For 29 years Kramer, my husband who passed away last June, worked as a hired man for a local farmer. At times Kramer was a herdsman milking and caring for the dairy cows. At times he was the field worker helping with crop input and harvest. At times he was the mechanic. At time he worked with beef production. Whatever he did, he treated the farm, the fields and the livestock like his own.
He used to always say about the farm that he had it best. His boss provided great equipment, ran a clean, safe operation and Kramer never had to worry about the bottom line. He often said no farmer wants to worry about the bottom line…and Kramer being the hired man, didn’t really have to yet, he could enjoy the great working environment.
Kramer loved the farm. To say he loved his job was an understatement. All people should love their job the way he loved his.
For me…his job was always “the other woman”. I was happy he loved his job but I’ll admit, he often worked so much and I was left alone with the kids and later by myself. Early in his career, I will admit, at times, I was frustrated he spent so much time there. Later I realized that it was just him. It was the person he was. When he did something, he did his best and he wanted to give his job his best.
When Kramer initially was diagnosed with cancer last January, we weren’t sure how work would go. We weren’t sure how much Kramer would be able to work. We weren’t sure what would happen with his health insurance….and Kramer and his boss never really talked about serious personal stuff all that often. Me, I worried. If Kramer couldn’t work, what would happen with our health insurance.

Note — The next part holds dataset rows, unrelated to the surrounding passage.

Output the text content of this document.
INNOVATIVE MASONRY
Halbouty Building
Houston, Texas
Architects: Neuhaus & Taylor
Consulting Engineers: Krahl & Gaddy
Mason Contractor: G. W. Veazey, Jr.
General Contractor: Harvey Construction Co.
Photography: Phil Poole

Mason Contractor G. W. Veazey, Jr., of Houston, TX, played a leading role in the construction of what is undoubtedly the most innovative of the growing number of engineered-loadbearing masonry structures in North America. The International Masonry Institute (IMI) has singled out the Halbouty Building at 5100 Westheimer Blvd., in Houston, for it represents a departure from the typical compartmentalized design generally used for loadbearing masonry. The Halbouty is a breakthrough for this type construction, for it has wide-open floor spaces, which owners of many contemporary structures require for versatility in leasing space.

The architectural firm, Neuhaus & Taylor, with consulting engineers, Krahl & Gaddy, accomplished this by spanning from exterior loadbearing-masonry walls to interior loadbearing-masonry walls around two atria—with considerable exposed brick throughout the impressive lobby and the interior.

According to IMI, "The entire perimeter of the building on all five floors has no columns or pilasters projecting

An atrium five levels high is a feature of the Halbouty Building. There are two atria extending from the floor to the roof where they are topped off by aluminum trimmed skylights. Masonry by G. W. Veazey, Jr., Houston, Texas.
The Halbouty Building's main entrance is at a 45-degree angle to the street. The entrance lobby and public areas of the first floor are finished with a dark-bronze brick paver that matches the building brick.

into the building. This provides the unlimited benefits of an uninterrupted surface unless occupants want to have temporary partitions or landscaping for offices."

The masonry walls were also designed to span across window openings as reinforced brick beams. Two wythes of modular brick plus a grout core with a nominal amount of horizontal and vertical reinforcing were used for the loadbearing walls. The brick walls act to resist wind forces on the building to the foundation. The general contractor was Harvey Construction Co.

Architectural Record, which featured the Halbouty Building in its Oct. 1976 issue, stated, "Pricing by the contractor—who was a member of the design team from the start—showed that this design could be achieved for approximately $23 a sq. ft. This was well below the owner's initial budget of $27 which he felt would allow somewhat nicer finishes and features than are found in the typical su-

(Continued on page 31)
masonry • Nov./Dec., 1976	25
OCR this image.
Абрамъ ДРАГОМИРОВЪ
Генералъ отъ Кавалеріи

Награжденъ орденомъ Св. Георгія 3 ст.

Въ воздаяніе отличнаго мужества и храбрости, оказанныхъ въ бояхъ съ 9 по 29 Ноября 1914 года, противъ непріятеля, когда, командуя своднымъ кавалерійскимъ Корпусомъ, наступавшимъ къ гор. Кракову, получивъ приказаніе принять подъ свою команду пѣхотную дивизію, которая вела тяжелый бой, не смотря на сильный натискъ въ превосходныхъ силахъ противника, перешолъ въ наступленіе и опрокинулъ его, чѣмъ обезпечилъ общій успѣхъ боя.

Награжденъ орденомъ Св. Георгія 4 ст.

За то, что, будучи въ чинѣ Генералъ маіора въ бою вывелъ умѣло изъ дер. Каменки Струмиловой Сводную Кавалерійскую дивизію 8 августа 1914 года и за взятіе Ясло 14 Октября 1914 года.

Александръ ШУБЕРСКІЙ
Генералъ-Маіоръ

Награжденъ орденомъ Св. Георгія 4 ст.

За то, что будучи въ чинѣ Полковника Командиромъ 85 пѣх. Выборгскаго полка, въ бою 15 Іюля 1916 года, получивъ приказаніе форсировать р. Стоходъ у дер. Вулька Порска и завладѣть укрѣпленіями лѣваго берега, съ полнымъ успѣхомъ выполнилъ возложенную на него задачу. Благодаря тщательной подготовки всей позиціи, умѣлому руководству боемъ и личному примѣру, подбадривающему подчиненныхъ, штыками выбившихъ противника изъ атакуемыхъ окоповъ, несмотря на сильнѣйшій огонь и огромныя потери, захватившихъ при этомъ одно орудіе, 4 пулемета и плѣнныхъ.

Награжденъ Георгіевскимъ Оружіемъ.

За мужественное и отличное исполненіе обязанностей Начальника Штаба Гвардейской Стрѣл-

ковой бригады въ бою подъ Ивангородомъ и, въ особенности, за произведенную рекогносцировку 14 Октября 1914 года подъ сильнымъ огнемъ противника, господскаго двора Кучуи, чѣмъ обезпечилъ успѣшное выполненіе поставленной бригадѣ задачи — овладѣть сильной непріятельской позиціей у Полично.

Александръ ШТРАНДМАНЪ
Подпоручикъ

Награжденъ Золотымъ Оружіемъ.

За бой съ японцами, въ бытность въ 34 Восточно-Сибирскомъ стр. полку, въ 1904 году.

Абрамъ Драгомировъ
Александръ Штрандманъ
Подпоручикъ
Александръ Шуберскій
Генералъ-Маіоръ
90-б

Kramer’s boss was a man (his daughter had just started working the farm) running a small farm. There was no HR to go to. There was not a company policy to refer to. There was no contract they had signed. That all left me uncertain.
Then in February after Kramer’s unsuccessful lung surgery I worried more. Kramer didn’t. He just always said, “My boss will take care of us.” I wanted to be optimistic but I worried. I would ask, “Did you talk to him? How do you know?” Kramer just always said, “I know he will”.
By April Kramer and I talked about it and decided to tell his boss not to pay him anymore. Kramer was feeling terrible that he couldn’t work. Kramer never believed in vacation or sick pay. He was adamant that people should only get paid if they were working. We were okay without his paycheck, but I still worried about health insurance. Would his boss keep paying the health insurance?
Through it all Kramer said, “My boss will take care of it.” Of course, I always wondered…I knew he was a nice guy but paying for our insurance with $1500 monthly premiums was a lot for a farmer who was getting no return in work. We all know farming isn’t always profitable and carrying that financial burden wasn’t easy…I didn’t want our problem to be his burden.
Just after Memorial Day, we found out that Kramer only had a short time to live. One of Kramer’s biggest requests was that he see his boss one more time….His boss came to the house. Carver was there that day. He was acting up so I left the living room where Kramer and his boss were talking. I have no idea what was said. I was gone only a few minutes. In that time, men being men, wrapped up 29 years of life and working together in a few short minutes. His boss left shortly after I came back to the living room.
After his boss left, Kramer handed me an envelope and told me it was severance pay from his boss. He smiled and said, “I told you he’d take care of us.”
Who works for the kind of boss? Who has such confidence in a boss to know that they will just be “taken care of” when there is no contract..when there is no HR…when there is no formal agreement? Kramer did.
It’s weird but I often feel more of kindred spirit with his boss than with anyone else, even my kids. We both know what it is like to miss the person that did the things and we didn’t even have to think about it. The other day Karl was going to thatch the lawn. I had to think back and remember how Kramer did it so I could tell Karl what to do. I took so much for granted that Kramer just did and I’m sure at times, his boss feels the same way. We both miss him.
I can’t say enough good things about his boss of their family. They have gone on to continue to take care of me. Kramer would just love to see that.
They kept paying my health insurance for a couple month after Kramer passed until I could get things settled.
His boss visited and brought a ham at Christmas.
They gave me the dry manure for my garden….
They check up on me regularly…
I still get beef from them.
…and the bosses daughter, now a big part of the family farm, brought me coffee the other day.
I can’t tell you how much I appreciate Kramer’s boss and his family. Seriously, through it all, even though I didn’t know it and Kramer did, they had our back. Everyone should have such an awesome employer. So when it came time for his boss to hire someone at the farm to do some of the work that Kramer did, our daughter Kalissa’s husband, Craig, thought to apply for the job. They wanted to know what I thought. I said the hours would be long…really long. But now, having seen how first hand how great Kramer’s boss was, I knew, they would take care of Craig and Kalissa’s family too. So, not that they needed it, Craig had my blessing.
Craig has worked there now for 9 months. Craig loves his job, even though the hours can get long…but already I think he knows, they will have his back too.
The Kramer family has been so blessed by the Achen family. I can’t thank them enough for keeping an eye for us then and now.